Profughi che sono scienziati, professori universitari, che potrebbero venire in Italia e potrebbero, se vengono, godere di borse di studio, di fondi, finanziamenti per la ricerca, di visiting professorship e di altri modi di integrazione nella nostra realtà accademica. Ci sono, tra questi, diversi scienziati russi che chiedono di uscire.
Noi dobbiamo accogliere questi scienziati e ho chiesto alla ministra Messa di farlo sapere e di mettere addirittura un numero di telefono che possano chiamare perché si possano favorire procedure di accoglienza di questi scienziati.
Il secondo punto specifico riguarda il lungo processo che sarà necessario per far entrare l’Ucraina nell’Unione europea.
Ho anche detto che questo processo sarà lungo perché occorre che questa integrazione funzioni.
Nessuno vuole suggerire procedure accelerate che poi si rivoltano contro gli altri membri dell’Unione europea.

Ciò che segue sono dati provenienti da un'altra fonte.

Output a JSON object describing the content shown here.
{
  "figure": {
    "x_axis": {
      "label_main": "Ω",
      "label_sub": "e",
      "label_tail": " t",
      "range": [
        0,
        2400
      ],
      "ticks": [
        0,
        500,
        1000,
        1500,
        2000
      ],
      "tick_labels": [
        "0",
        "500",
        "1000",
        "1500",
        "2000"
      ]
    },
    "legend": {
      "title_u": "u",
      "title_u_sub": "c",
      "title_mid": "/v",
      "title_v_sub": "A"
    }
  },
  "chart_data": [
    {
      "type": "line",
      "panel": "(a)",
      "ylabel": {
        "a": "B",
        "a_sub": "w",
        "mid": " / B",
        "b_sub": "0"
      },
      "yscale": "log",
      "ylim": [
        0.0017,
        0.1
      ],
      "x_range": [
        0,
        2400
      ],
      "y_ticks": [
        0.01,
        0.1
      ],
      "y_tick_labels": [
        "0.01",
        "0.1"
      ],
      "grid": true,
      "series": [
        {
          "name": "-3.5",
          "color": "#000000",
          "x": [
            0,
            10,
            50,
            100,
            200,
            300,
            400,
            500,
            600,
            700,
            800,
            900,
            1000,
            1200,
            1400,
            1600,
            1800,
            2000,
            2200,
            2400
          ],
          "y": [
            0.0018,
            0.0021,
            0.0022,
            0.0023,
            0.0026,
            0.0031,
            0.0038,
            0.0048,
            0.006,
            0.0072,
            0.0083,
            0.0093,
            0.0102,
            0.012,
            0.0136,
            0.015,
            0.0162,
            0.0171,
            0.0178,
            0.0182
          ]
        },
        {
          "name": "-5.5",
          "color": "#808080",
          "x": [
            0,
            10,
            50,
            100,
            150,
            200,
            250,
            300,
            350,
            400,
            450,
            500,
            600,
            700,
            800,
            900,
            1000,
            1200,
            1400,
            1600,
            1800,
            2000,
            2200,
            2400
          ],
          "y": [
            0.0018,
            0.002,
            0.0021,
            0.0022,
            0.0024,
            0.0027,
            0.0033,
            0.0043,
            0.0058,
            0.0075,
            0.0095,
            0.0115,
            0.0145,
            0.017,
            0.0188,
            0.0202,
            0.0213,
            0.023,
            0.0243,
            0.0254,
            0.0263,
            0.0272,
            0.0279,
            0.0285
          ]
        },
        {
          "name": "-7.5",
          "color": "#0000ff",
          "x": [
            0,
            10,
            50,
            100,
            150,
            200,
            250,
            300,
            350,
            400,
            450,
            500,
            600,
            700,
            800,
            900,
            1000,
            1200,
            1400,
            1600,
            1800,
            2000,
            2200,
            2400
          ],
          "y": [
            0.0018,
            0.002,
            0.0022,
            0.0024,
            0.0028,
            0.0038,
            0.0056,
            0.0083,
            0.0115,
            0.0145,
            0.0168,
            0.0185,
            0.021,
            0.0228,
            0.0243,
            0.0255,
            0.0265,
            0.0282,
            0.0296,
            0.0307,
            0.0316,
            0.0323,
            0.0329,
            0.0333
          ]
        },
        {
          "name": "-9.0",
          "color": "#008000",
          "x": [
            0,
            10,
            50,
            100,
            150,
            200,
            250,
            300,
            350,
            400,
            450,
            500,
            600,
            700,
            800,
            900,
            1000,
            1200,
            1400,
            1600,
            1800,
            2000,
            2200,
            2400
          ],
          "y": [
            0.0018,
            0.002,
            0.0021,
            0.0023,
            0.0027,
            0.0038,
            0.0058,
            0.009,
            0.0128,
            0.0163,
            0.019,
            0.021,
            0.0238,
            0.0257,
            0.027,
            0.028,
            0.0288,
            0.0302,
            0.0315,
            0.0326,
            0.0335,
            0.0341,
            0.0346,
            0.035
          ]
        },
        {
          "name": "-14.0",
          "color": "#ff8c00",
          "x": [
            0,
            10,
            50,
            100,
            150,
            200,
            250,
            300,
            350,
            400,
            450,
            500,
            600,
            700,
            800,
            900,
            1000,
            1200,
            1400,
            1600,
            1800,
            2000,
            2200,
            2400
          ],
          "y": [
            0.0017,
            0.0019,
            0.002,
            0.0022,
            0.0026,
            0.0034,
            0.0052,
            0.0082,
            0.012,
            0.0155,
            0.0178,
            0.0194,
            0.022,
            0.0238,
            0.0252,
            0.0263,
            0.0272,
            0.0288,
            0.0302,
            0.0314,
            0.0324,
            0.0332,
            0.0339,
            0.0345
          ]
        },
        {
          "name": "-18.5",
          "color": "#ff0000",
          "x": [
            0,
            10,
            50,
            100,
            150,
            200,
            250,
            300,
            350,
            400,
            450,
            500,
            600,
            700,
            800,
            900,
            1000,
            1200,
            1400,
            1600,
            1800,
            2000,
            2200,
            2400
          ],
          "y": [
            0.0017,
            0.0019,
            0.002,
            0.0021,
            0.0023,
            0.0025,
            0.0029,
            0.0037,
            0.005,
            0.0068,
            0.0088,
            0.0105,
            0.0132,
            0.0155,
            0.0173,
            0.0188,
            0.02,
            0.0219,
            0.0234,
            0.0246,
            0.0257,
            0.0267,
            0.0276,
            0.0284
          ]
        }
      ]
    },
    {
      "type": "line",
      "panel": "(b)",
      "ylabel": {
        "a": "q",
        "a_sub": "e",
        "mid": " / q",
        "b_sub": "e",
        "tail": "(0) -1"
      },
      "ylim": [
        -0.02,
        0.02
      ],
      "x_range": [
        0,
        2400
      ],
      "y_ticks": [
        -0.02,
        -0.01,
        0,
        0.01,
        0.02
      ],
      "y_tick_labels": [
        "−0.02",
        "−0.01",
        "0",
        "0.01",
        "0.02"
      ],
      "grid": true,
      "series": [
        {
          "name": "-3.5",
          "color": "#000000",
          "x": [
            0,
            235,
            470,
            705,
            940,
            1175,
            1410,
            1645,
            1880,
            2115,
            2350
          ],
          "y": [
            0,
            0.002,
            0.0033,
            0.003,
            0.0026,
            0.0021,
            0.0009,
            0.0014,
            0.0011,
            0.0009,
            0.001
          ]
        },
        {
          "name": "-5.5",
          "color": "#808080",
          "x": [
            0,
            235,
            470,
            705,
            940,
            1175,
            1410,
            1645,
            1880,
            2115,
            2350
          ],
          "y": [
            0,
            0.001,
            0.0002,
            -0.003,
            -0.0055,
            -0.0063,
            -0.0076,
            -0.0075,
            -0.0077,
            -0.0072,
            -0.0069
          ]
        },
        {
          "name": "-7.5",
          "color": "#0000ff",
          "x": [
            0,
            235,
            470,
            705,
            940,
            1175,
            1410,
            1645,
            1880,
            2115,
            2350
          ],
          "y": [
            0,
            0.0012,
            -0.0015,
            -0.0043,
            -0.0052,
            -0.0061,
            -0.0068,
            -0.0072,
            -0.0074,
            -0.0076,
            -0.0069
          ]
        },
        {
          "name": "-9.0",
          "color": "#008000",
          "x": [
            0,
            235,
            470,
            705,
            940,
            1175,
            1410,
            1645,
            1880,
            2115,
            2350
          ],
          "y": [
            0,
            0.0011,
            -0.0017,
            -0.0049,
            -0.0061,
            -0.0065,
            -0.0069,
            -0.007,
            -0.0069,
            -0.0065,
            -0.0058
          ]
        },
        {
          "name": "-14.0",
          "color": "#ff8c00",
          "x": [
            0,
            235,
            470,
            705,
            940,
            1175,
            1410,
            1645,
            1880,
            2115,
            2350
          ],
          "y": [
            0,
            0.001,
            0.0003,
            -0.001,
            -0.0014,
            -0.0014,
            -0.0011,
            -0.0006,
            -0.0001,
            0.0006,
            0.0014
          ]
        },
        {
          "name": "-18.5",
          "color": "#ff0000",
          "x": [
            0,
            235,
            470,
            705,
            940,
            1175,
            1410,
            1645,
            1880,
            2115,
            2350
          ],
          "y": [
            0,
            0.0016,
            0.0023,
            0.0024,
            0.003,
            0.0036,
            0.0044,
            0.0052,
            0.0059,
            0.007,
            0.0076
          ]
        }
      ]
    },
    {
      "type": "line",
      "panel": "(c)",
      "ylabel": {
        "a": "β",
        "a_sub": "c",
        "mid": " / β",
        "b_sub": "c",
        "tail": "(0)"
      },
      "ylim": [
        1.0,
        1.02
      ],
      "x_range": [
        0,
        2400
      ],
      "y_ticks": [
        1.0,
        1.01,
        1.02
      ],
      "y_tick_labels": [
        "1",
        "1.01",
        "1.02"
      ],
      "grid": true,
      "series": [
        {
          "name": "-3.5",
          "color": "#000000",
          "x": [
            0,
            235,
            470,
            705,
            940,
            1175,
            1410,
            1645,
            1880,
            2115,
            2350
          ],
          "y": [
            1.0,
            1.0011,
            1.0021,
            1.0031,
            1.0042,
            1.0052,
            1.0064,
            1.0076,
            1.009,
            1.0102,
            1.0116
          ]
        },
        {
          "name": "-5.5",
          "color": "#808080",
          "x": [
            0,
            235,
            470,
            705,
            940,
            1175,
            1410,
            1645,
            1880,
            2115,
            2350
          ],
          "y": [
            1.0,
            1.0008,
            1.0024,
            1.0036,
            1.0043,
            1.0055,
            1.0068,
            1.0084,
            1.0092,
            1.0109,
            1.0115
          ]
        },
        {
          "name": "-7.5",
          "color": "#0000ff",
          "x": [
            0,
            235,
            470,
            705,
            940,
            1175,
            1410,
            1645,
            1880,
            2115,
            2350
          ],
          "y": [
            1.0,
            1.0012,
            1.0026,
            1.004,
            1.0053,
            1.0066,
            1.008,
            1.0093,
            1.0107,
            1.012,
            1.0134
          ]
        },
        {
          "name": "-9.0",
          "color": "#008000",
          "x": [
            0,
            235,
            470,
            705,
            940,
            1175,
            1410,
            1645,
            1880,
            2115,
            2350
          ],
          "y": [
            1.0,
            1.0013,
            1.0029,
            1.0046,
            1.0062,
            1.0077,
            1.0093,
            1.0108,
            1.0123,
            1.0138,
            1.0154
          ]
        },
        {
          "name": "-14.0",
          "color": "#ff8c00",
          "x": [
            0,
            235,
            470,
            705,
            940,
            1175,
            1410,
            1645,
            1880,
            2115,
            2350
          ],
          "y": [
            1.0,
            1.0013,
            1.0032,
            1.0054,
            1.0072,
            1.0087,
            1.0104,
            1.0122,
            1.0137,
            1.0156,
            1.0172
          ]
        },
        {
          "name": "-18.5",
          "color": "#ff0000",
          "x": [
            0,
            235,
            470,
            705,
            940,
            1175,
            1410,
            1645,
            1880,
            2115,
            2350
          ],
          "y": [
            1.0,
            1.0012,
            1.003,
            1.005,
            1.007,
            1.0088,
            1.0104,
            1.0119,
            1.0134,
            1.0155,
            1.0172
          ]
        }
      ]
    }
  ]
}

Ma la differenza tra l’avere l’Italia, uno dei paesi fondatori dell’Unione europea, accanto all’Ucraina aiutandola e non averla, è grande.
Ho già risposto al senatore Pellegrini dicendo che sono d’accordo con il fatto che ci sono fenomeni speculativi insopportabili e che occorra intervenire.
Per inciso, il governo nell’ultimo Consiglio dei ministr, ha introdotto un’imposta sui profitti che fino ad allora, tranne il fatto che io stesso avessi indicato quella strada in più occasioni, nessuno ha introdotto.
Il governo l’ha fissata al 10% e ha aiutato a finanziare tutte queste iniziative. Ora, si dice da molti, che non basta: vedremo il Parlamento, che ha in mano il provvedimento, che deciderà.
È evidentemente chiaro che i profitti- come ha detto il senatore Pellegrini– prima sono molto più grandi e quindi occorre tenerne conto.
Ho anche risposto al senatore Gasparri che mi ha richiamato giustamente al fatto che ci sono delle realtà economiche nazionali di cui occorre tener conto, anche in un periodo di guerra.